When I finished, I got a huge ovation. A smallish older Jewish man named Eddie came up to me and hugged me. His tears soaked my shirt onto my chest. “I am a survivor,” he said. “My father did not survive. They took him away the night before Yom Kippur. He said, ‘I will not survive, but you must survive to bring up your son the way I brought up mine.’ No one has ever brought up the feelings in me he did until I heard you tonight. Thank you for making me think of my father in this way and on this night.'” And then he hugged me for so long I started to cry, too.
This is a great way to live.

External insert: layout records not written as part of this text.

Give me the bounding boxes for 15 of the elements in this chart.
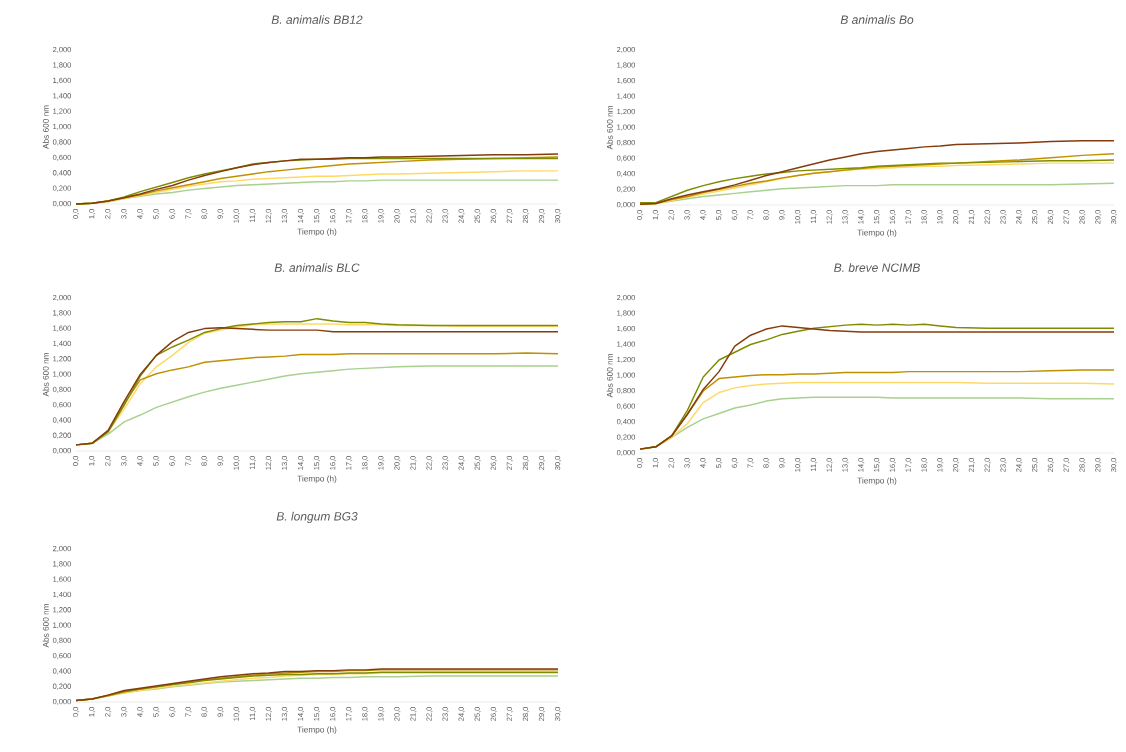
y-axis-title: Abs 600 nm [42, 353, 49, 397]
y-axis-title: Abs 600 nm [42, 105, 49, 150]
y-axis-title: Abs 600 nm [606, 354, 613, 398]
chart-title: B. breve NCIMB [834, 263, 920, 272]
chart-title: B. animalis BLC [274, 263, 360, 272]
x-axis-title: Tiempo (h) [857, 229, 897, 238]
x-axis-title: Tiempo (h) [297, 726, 337, 735]
y-axis-title: Abs 600 nm [606, 106, 613, 150]
chart-title: B animalis Bo [840, 15, 914, 24]
chart-title: B. animalis BB12 [271, 15, 363, 24]
x-axis-title: Tiempo (h) [297, 475, 337, 484]
y-axis-title: Abs 600 nm [42, 604, 49, 648]
x-axis-title: Tiempo (h) [857, 477, 897, 486]
chart-title: B. longum BG3 [276, 511, 358, 523]
x-axis-title: Tiempo (h) [297, 228, 337, 237]
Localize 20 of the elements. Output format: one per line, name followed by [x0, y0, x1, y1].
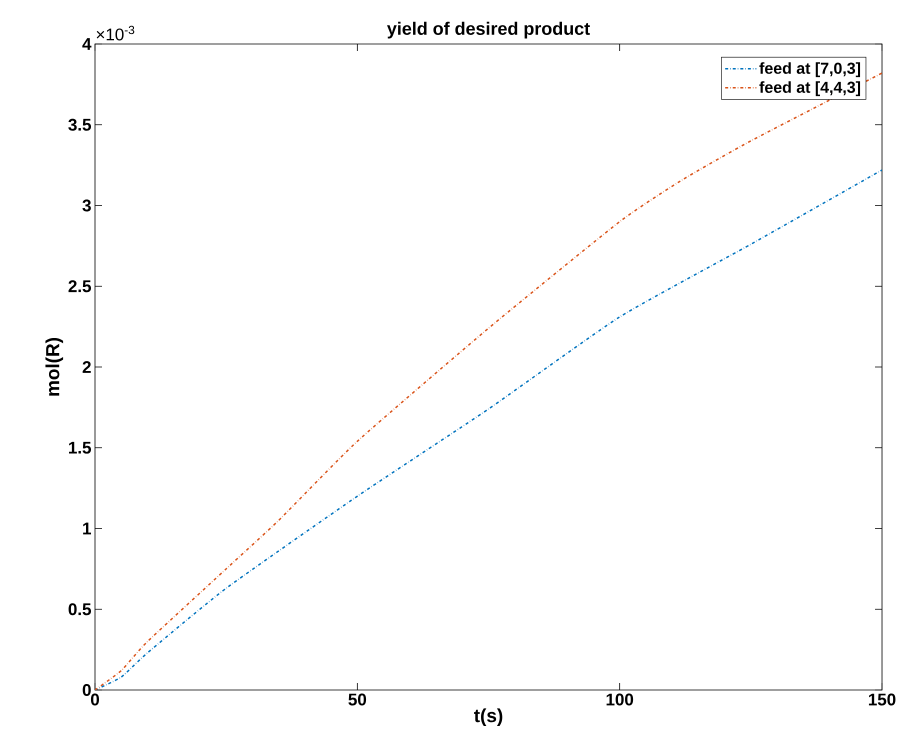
y-axis-title: mol(R) — [45, 338, 64, 396]
x-tick-label: 150 — [868, 694, 896, 706]
y-tick-label: 1.5 — [69, 442, 92, 454]
y-tick-label: 1 — [83, 522, 92, 534]
line-series — [95, 169, 882, 690]
y-tick-label: 2.5 — [68, 280, 92, 292]
legend-label: feed at [7,0,3] — [759, 62, 860, 78]
chart-title: yield of desired product — [387, 22, 590, 38]
y-tick-label: 0.5 — [68, 603, 92, 616]
y-tick-label: 4 — [82, 38, 92, 50]
legend-label: feed at [4,4,3] — [759, 81, 860, 96]
y-tick-label: 3.5 — [68, 118, 92, 131]
y-tick-label: 2 — [82, 361, 91, 373]
x-tick-label: 100 — [606, 694, 634, 706]
x-tick-label: 50 — [348, 694, 366, 706]
y-tick-label: 3 — [82, 199, 91, 212]
text: ×10$^{-3}$ — [96, 26, 134, 40]
x-tick-label: 0 — [90, 694, 100, 706]
y-tick-label: 0 — [82, 684, 91, 696]
x-axis-title: t(s) — [474, 708, 502, 726]
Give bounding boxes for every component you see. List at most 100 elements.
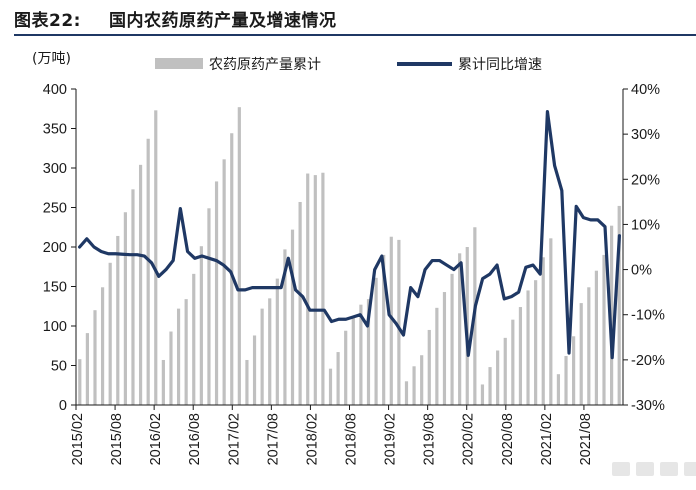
line-series (77, 109, 622, 360)
legend-bar-swatch (155, 58, 203, 69)
bar-20 (230, 133, 234, 406)
title-rule (14, 34, 696, 36)
bar-28 (290, 229, 295, 405)
bar-10 (154, 110, 158, 405)
bar-57 (511, 319, 515, 405)
bar-30 (306, 173, 310, 405)
bar-49 (450, 273, 454, 405)
bar-14 (184, 299, 188, 405)
left-tick-6: 300 (43, 161, 67, 177)
left-tick-8: 400 (43, 82, 67, 98)
bar-53 (480, 384, 485, 405)
bar-11 (161, 359, 165, 405)
bar-32 (321, 172, 325, 405)
bar-67 (587, 287, 591, 405)
left-tick-0: 0 (59, 398, 67, 414)
x-tick-13: 2021/08 (578, 413, 594, 465)
bar-3 (100, 287, 105, 405)
x-tick-3: 2016/08 (187, 413, 203, 465)
bar-45 (420, 355, 424, 405)
bar-69 (602, 254, 606, 405)
right-tick-5: 20% (631, 172, 660, 188)
bar-0 (78, 359, 82, 405)
bar-17 (207, 208, 211, 405)
bar-62 (549, 238, 553, 405)
bar-34 (336, 352, 340, 405)
bar-39 (374, 277, 378, 405)
figure-label: 图表22: (14, 11, 81, 31)
figure-title: 图表22: 国内农药原药产量及增速情况 (14, 6, 336, 31)
right-tick-4: 10% (631, 217, 660, 233)
x-tick-5: 2017/08 (265, 413, 281, 465)
bar-15 (192, 273, 196, 405)
x-tick-11: 2020/08 (500, 413, 516, 465)
legend-bar-label: 农药原药产量累计 (209, 57, 321, 73)
bar-50 (458, 253, 462, 405)
right-tick-7: 40% (631, 82, 660, 98)
left-tick-7: 350 (43, 122, 67, 138)
bar-59 (526, 290, 530, 405)
x-tick-8: 2019/02 (383, 413, 399, 465)
bar-48 (442, 292, 447, 405)
left-tick-4: 200 (43, 240, 67, 256)
x-tick-2: 2016/02 (148, 413, 164, 465)
bar-58 (518, 307, 523, 405)
x-tick-1: 2015/08 (109, 413, 125, 465)
bar-18 (214, 181, 219, 405)
bar-64 (564, 356, 568, 405)
legend-line-label: 累计同比增速 (458, 57, 542, 73)
bar-29 (298, 201, 302, 405)
bar-6 (123, 212, 127, 405)
x-tick-9: 2019/08 (422, 413, 438, 465)
bar-series (78, 107, 621, 406)
x-tick-7: 2018/08 (344, 413, 360, 465)
bar-66 (579, 303, 583, 405)
tick-labels: 0 50 100 150 200 250 300 350 400 -30% -20% -10% 0% 10… (43, 82, 665, 465)
x-tick-0: 2015/02 (70, 413, 86, 465)
bar-47 (435, 307, 439, 405)
bar-13 (176, 308, 181, 405)
watermark (612, 462, 696, 476)
left-tick-2: 100 (43, 319, 67, 335)
figure-title-text: 国内农药原药产量及增速情况 (108, 11, 337, 31)
bar-65 (572, 336, 576, 405)
bar-33 (328, 368, 333, 405)
bar-35 (344, 330, 348, 405)
bar-5 (116, 235, 120, 405)
bar-9 (146, 138, 150, 405)
bar-27 (283, 249, 287, 405)
bar-4 (108, 262, 112, 405)
bar-61 (541, 257, 545, 405)
right-tick-6: 30% (631, 127, 660, 143)
legend: 农药原药产量累计 累计同比增速 (155, 57, 542, 73)
bar-19 (222, 159, 226, 405)
bar-21 (237, 107, 241, 406)
bar-16 (199, 246, 203, 405)
right-tick-2: -10% (631, 308, 665, 324)
bar-43 (404, 381, 409, 405)
bar-71 (617, 205, 621, 405)
bar-68 (594, 270, 598, 405)
bar-38 (366, 299, 371, 405)
bar-70 (610, 225, 614, 405)
bar-55 (496, 350, 500, 405)
right-tick-3: 0% (631, 263, 652, 279)
right-tick-1: -20% (631, 353, 665, 369)
bar-44 (412, 366, 416, 405)
bar-54 (488, 367, 492, 405)
bar-25 (268, 298, 272, 405)
bar-26 (275, 278, 279, 405)
right-tick-0: -30% (631, 398, 665, 414)
bar-2 (93, 310, 97, 405)
left-axis-unit: (万吨) (32, 51, 71, 67)
bar-60 (534, 280, 538, 405)
left-tick-5: 250 (43, 201, 67, 217)
bar-24 (260, 308, 264, 405)
bar-8 (138, 164, 143, 405)
bar-56 (503, 337, 507, 405)
x-tick-6: 2018/02 (304, 413, 320, 465)
bar-22 (245, 359, 249, 405)
bar-12 (169, 331, 173, 405)
x-tick-4: 2017/02 (226, 413, 242, 465)
bar-42 (397, 239, 401, 405)
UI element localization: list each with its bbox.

And when I walked out of the auditorium, there was no SS, no Hamas (the Middle East wing of the SS), no NKVD, just glorious, free America. God bless, God bless.
Sunday
But what is this? I just finished speaking to another Jewish group, this one the University of Judaism in Los Angeles. They were a mixed audience, mostly very hostile about right to life, but overall very friendly. But one lunatic came up to the stage to say he hated me for blaming the Palestinians for the problems when the blame obviously fell on the Jews. WHAT! At the U of J? Well, wait a minute, this is Los Angeles…where up is down and down is up and white is black and black is white….
I thought a lot about how patient a speaker has to be, thanked him for his frankness, got into my limousine, drove along Mulholland Drive back to Beverly Hills, and wished I were back in Walla Walla, looking out at the perfect rolling hills and the empty, peaceful streets of God’s country.